Réviser la constitution ou réformer la classe politique ?

lundi 22 août 2011 par Arimi Choubadé

Une petite devinette pour commencer : Entre la classe politique et la constitution, laquelle est mal en point ? Prenons l’exemple de la saga électorale 2011. La constitution a bien donné une date limite au-delà de laquelle on devrait tenir le premier tour de la présidentielle ; tout comme elle a fixé un délai de dépôt des candidatures ; de même que la durée du mandat d’une législature. Des dispositions arrogamment foulées au pied par les supposés garants du temple eux-mêmes. Tout ceci dans une incroyable impunité. Rien dans ce pays démocratique n’était en mesure de leur demander des comptes sur ces violations en série de la loi fondamentale. Les huissiers n’oublieraient pas de sitôt le mépris réservé à leurs différents constats à l’occasion du contentieux électoral par les supers juges. Le cadre de cette chronique ne suffit pas à énumérer toutes les entorses à la constitution, à la loi électorale et à d’autres dispositions légales et réglementaires dans la foulée de l’accouchement de la refondation.

De l’influence nuisible de ceux en charge de l’application des textes en voie de révision, on n’en dit mot. Personne pour se poser la question de savoir à quoi serviraient des dispositions jugées plus vertueuses pour la République si ces gens-là sont les mêmes que ceux qui ont tripatouillé, violé, massacré les précédentes dispositions. Voilà des siècles que les sujets de la Reine d’Angleterre font fonctionner leur démocratie parmi les mieux élaborées au monde sans chercher à se doter d’une constitution écrite. Aux Etats-Unis d’Amérique aucun texte ne limite le mandat du président de la République à deux, et pourtant, la pratique est respectée tel un précepte biblique. Bill Clinton serait né au sud du Sahara qu’il n’allait jamais accepter s’éclipser de la Maison Blanche au terme de son deuxième mandat alors qu’il était au faîte de sa popularité. En clair, Robert Dossou et les siens n’avaient pas besoin d’une constitution parfaite pour savoir qu’on ne devrait pas faire organiser des élections sur la base d’un fichier électoral inexistant.

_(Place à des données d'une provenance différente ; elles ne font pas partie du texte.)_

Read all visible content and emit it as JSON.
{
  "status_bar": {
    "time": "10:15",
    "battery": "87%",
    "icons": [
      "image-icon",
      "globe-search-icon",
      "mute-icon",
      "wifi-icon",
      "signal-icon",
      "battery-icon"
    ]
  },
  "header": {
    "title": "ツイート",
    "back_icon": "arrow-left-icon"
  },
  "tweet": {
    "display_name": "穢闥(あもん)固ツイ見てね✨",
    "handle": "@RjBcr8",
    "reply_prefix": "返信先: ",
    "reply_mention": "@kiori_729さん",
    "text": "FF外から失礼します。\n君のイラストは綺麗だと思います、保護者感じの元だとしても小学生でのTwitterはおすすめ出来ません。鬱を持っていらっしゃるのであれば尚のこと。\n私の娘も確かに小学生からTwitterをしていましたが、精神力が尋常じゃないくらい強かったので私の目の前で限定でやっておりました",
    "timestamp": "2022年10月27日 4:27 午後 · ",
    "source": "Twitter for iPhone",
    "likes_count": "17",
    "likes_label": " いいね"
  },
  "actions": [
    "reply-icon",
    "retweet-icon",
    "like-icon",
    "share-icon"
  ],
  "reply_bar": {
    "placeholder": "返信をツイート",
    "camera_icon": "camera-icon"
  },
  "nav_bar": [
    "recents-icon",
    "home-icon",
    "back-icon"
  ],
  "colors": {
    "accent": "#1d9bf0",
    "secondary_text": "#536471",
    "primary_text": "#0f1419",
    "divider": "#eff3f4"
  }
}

Mais le vrai écueil, c’est qu’aucun des acteurs de la vie publique béninoise ne peut se prévaloir d’une culture accomplie en matière de gestion des affaires de la cité. La grande Fcbe pourvoyeuse de la majorité des ministres, des députés, des Directeurs généraux d’entreprises publiques et dont est issu le chef de l’Etat, le président-refondateur, ne dispose pas de la moindre structure de formation et d’éducation de ses cadres présents et futurs. Idem pour la centaine d’autres formations politiques ou prétendues comme telles. C’est ainsi qu’on peut retrouver, dans l’intervalle de quelques mois, des recalés du suffrage universel aigris, au bord de la dépression, en posture d’arbitre suprême du jeu électoral par le truchement d’obscures cooptations. Ne parlons pas des criminels économiques en puissance envoyés à l’Assemblée nationale. Ce serait intéressant que le palais des gouverneurs sorte un répertoire de ces locataires du moment, chacun avec son parcours et son pédigrée en matière d’action publique. Qu’ils viennent exhiber la formation académique, durant leur cursus général, les prédisposant à la fonction de député !

A quoi bon refonder les textes et les mettre entre les mains de gens non refondés ? On aurait pu faire l’inverse et commencer par se préoccuper de réviser d’abord la classe politique. Pas dans le modèle du genre : « changement de mentalité », slogan creux et vide de sens. Mais plutôt d’un exercice intellectuel de remise à niveau ; une éducation et une formation portées sur les préceptes de gestion de la cité à l’intérieur d’écoles de parti. Cela revient à réformer les partis politiques (par le financement public). A ces derniers de donner l’instruction nécessaire aux futurs députés, ministres, membres d’institution. Le pire serait de faire faire cette révision par ces mêmes gens dont le manque de culture politique a été si fatal au pays.

De mauvaises gens manipulant une bonne constitution ???